What can be done about it?
First, requiring scientists to submit/publish large manuscripts telling complex stories rather than individual results plays a big part of making the peer review process too complex to handle. Second, peer review could specifically request different people to evaluate different aspects of a result. As in the example of the EEG and schizophrenia study described above, this could be divided up based on the instruments and data collection, the analytical method and the particular disease. Finally, until things like code and data are shared and available for the community to validate and comment on, we may be building a house of cards. That absolutely should be priority No. 1.
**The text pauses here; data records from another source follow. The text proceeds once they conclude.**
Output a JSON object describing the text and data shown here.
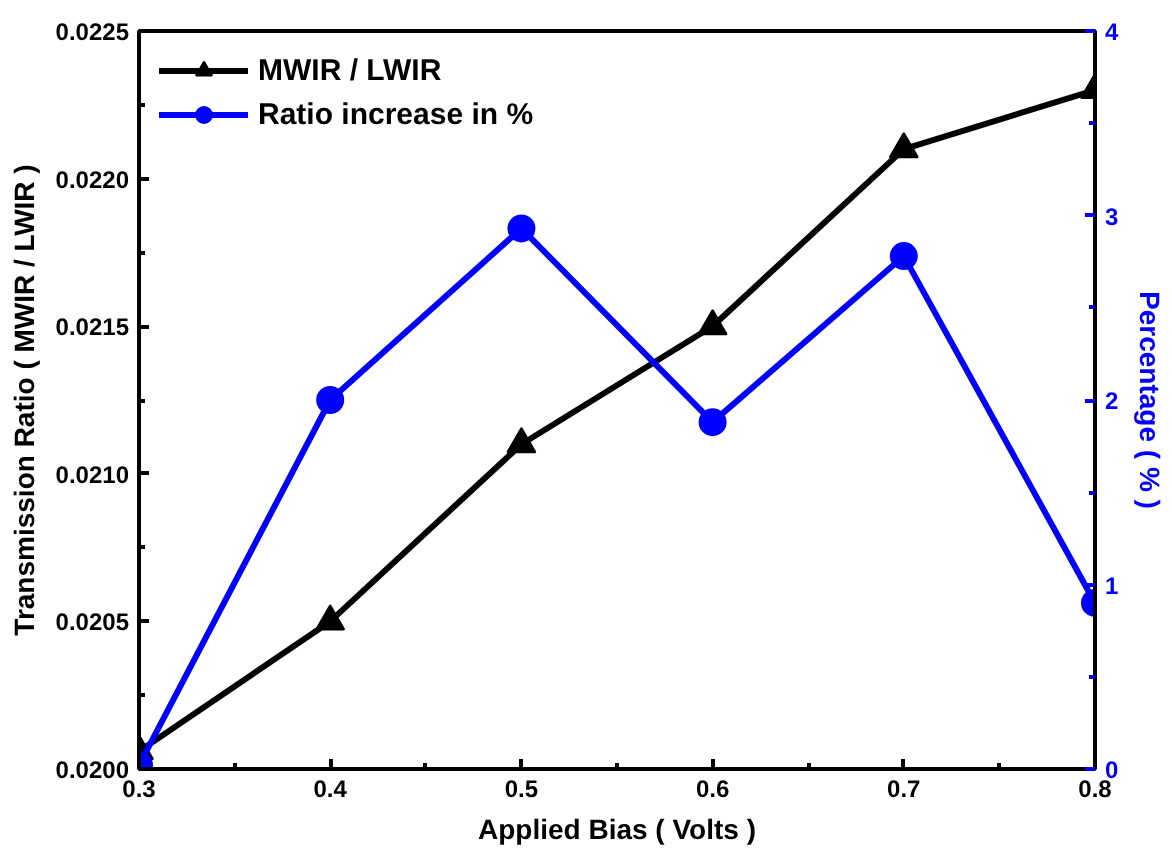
{
  "chart_data": {
    "type": "line",
    "xlabel": "Applied Bias ( Volts )",
    "ylabel": "Transmission Ratio ( MWIR / LWIR )",
    "y2label": "Percentage ( % )",
    "x": [
      0.3,
      0.4,
      0.5,
      0.6,
      0.7,
      0.8
    ],
    "series": [
      {
        "name": "MWIR / LWIR",
        "color": "#000000",
        "marker": "triangle",
        "values": [
          0.02006,
          0.0205,
          0.0211,
          0.0215,
          0.0221,
          0.0223
        ]
      },
      {
        "name": "Ratio increase in %",
        "color": "#0000ff",
        "marker": "circle",
        "axis": "y2",
        "values": [
          0.02,
          2.0,
          2.93,
          1.88,
          2.78,
          0.9
        ]
      }
    ],
    "xlim": [
      0.3,
      0.8
    ],
    "xticks": [
      0.3,
      {
        "value": 0.35,
        "label": null
      },
      0.4,
      {
        "value": 0.45,
        "label": null
      },
      0.5,
      {
        "value": 0.55,
        "label": null
      },
      0.6,
      {
        "value": 0.65,
        "label": null
      },
      0.7,
      {
        "value": 0.75,
        "label": null
      },
      0.8
    ],
    "ylim": [
      0.02,
      0.0225
    ],
    "yticks": [
      {
        "value": 0.02,
        "label": "0.0200"
      },
      {
        "value": 0.02025,
        "label": null
      },
      {
        "value": 0.0205,
        "label": "0.0205"
      },
      {
        "value": 0.02075,
        "label": null
      },
      {
        "value": 0.021,
        "label": "0.0210"
      },
      {
        "value": 0.02125,
        "label": null
      },
      {
        "value": 0.0215,
        "label": "0.0215"
      },
      {
        "value": 0.02175,
        "label": null
      },
      {
        "value": 0.022,
        "label": "0.0220"
      },
      {
        "value": 0.02225,
        "label": null
      },
      {
        "value": 0.0225,
        "label": "0.0225"
      }
    ],
    "y2lim": [
      0,
      4
    ],
    "y2ticks": [
      0,
      {
        "value": 0.5,
        "label": null
      },
      1,
      {
        "value": 1.5,
        "label": null
      },
      2,
      {
        "value": 2.5,
        "label": null
      },
      3,
      {
        "value": 3.5,
        "label": null
      },
      4
    ],
    "legend": "top left",
    "grid": false,
    "line_style": "solid"
  }
}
For this to work the first line of presentation of scientific results should not be publishing of journal articles. Rather this needs to give way to platforms for publishing individual results associated with data and analysis files where the community can be alerted to posted results that could require their area of expertise. By allowing open comments and validation of results this could become a constructive forum for iterating results until they are strongly accepted and validated. This is a radical change but eventually science has to evolve. Still there will be a place for articles where community reviewed and validated results can then be taken together and spun into stories for journals where editors can continue to make judgement on their logic and story value.